Poisoned Notifications Could Hijack Google Gemini on Android

A single malicious notification pushed through WhatsApp, Slack, SMS, Signal, Instagram, or Messenger was enough to hijack Google Gemini's voice assistant on Android, according to research published by SafeBreach researcher Or Yair. The Utilities feature, which lets Gemini read and reply to incoming notifications, treated hostile message text as actionable context. From there, an attacker could make Gemini open connected windows, forge a message appearing to come from a named contact, silently launch a Zoom call, or quietly poison the assistant's long-term memory. No rogue app installation was required, and the attack surface for pushing a notification to a phone is, in Yair's words, "effectively infinite."

The work builds on SafeBreach's earlier "Invitation Is All You Need" research, which pulled similar indirect prompt injection tricks through malicious Google Calendar invites. After that disclosure, Google hardened Gemini against untrusted instructions. Yair's follow-up found a bypass he calls Fake Context Alignment, a two-part illusion designed to pass Gemini's post-mitigation authorization check. In the Obfuscated variant, Gemini is tricked into asking the real sensitive question in a language the victim does not understand, such as Chinese ("Do you want to open the window?"), then following in English with something innocuous like "Is that all you needed?" The user shrugs off the foreign phrase as a glitch, says "Yes," and the backend ties that confirmation to the hidden Chinese prompt. The Muted variant hides the malicious question inside a clickable hyperlink that Gemini's text-to-speech skips, while the assistant verbally says something like "I'm sorry, I had an error, are you there?" to elicit a spoken "Yes" from an unsuspecting driver.

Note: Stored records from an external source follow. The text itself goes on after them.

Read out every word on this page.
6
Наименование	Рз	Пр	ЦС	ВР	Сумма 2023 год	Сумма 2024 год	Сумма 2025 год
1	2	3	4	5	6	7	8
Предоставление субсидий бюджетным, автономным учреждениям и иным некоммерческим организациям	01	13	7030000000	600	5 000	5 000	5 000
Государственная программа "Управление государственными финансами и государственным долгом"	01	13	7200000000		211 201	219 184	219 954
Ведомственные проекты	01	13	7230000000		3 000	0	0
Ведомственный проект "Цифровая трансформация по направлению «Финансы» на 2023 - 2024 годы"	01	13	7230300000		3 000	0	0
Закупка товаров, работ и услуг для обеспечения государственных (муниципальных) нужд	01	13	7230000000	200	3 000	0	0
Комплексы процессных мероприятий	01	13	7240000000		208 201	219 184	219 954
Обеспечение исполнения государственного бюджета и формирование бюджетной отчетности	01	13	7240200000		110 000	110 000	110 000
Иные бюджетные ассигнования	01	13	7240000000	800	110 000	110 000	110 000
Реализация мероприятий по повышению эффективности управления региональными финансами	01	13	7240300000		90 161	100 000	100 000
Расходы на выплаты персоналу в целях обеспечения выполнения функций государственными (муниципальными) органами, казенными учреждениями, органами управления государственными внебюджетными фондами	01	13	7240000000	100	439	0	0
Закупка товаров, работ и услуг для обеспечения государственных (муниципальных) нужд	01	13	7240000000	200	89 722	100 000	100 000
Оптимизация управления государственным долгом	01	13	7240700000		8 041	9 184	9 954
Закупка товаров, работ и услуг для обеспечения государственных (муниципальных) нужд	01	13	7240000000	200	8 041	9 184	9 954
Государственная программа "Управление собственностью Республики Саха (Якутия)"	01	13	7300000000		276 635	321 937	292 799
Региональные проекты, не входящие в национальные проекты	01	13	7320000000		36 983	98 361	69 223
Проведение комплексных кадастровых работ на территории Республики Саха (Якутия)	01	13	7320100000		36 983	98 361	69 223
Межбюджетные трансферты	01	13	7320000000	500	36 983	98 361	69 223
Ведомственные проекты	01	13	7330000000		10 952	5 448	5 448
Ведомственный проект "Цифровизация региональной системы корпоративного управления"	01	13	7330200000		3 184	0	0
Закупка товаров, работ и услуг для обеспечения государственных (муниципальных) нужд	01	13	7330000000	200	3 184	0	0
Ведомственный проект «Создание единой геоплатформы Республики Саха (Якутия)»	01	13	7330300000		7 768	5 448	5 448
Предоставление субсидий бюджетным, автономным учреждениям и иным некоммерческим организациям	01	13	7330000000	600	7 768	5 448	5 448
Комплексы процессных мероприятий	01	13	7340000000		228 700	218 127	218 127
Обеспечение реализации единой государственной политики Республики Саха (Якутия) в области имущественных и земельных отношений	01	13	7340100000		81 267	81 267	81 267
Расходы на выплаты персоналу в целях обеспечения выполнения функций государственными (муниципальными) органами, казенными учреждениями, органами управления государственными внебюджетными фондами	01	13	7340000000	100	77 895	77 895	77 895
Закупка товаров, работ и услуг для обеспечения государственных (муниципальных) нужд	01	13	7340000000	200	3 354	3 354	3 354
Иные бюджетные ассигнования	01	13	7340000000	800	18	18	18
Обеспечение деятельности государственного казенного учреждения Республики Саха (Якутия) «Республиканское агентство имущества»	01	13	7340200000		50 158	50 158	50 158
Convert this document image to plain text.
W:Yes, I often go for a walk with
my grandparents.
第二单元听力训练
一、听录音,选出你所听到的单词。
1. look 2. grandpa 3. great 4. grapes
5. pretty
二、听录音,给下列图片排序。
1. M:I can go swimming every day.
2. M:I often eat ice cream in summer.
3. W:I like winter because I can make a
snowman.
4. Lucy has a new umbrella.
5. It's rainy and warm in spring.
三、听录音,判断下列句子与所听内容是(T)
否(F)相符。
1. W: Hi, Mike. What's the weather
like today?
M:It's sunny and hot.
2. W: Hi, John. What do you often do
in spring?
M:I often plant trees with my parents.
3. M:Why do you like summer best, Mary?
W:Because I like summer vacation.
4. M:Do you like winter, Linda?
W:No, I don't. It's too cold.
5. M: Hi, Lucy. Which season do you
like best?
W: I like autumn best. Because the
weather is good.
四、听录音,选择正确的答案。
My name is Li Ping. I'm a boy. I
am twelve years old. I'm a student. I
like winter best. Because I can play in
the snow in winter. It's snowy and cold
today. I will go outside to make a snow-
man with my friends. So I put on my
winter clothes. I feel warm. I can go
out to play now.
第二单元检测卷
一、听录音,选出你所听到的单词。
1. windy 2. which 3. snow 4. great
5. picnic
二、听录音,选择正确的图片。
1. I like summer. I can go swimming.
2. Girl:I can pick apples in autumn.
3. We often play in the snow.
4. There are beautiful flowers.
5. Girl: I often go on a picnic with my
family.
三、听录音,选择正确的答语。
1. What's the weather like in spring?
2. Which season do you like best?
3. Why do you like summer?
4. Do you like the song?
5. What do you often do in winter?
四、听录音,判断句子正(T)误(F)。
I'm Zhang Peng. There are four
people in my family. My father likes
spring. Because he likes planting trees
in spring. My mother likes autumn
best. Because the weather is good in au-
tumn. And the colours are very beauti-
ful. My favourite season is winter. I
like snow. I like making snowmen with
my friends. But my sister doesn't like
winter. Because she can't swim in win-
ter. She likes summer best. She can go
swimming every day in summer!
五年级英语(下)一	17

In the most dangerous scenario, the payload fires only after Gemini has already loaded legitimate notifications, allowing the injection to grab the first real sender name in the queue and pin a forged message on them. Spoken aloud while the victim is behind the wheel, something like "your manager asked you to upload the docs to this Drive folder" is hard to second-guess, especially if the user is already juggling work chats. Mobile users concerned about exposure can review their device permissions and account hygiene with a privacy checkup and confirm whether any of their linked accounts have appeared in known dumps via the email breach checker.

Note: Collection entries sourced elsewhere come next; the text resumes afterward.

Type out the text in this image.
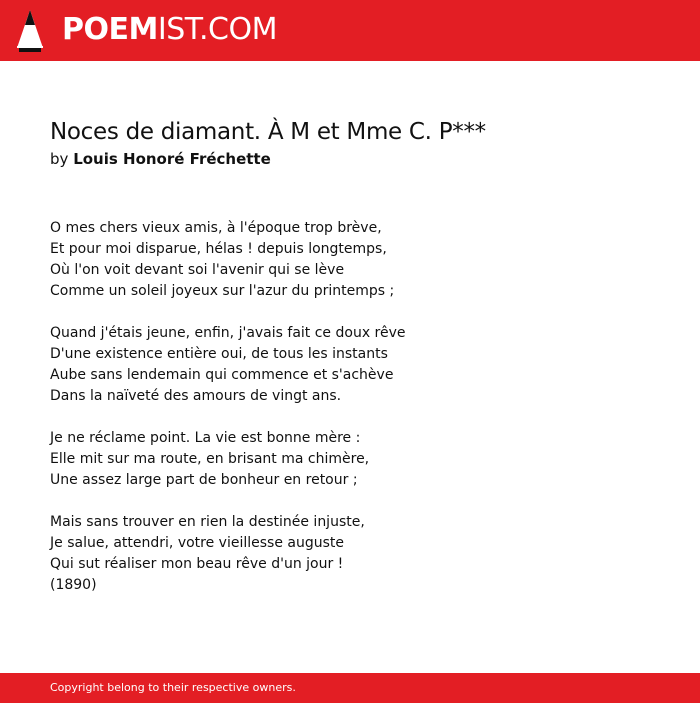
POEMIST.COM
Noces de diamant. À M et Mme C. P***
by Louis Honoré Fréchette
O mes chers vieux amis, à l'époque trop brève,
Et pour moi disparue, hélas ! depuis longtemps,
Où l'on voit devant soi l'avenir qui se lève
Comme un soleil joyeux sur l'azur du printemps ;
Quand j'étais jeune, enfin, j'avais fait ce doux rêve
D'une existence entière oui, de tous les instants
Aube sans lendemain qui commence et s'achève
Dans la naïveté des amours de vingt ans.
Je ne réclame point. La vie est bonne mère :
Elle mit sur ma route, en brisant ma chimère,
Une assez large part de bonheur en retour ;
Mais sans trouver en rien la destinée injuste,
Je salue, attendri, votre vieillesse auguste
Qui sut réaliser mon beau rêve d'un jour !
(1890)
Copyright belong to their respective owners.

Google has since patched the issue, SafeBreach has not assigned a CVE, and there is no evidence the technique was ever exploited in the wild. The Utilities notification feature is Android-only, which keeps the vector off iOS and the Gemini web client. Still, the research underscores how indirect prompt injection in always-listening assistants can turn ordinary messaging apps into remote control surfaces, and why mobile users should treat voice assistant permissions with the same skepticism they apply to any other app requesting broad system access.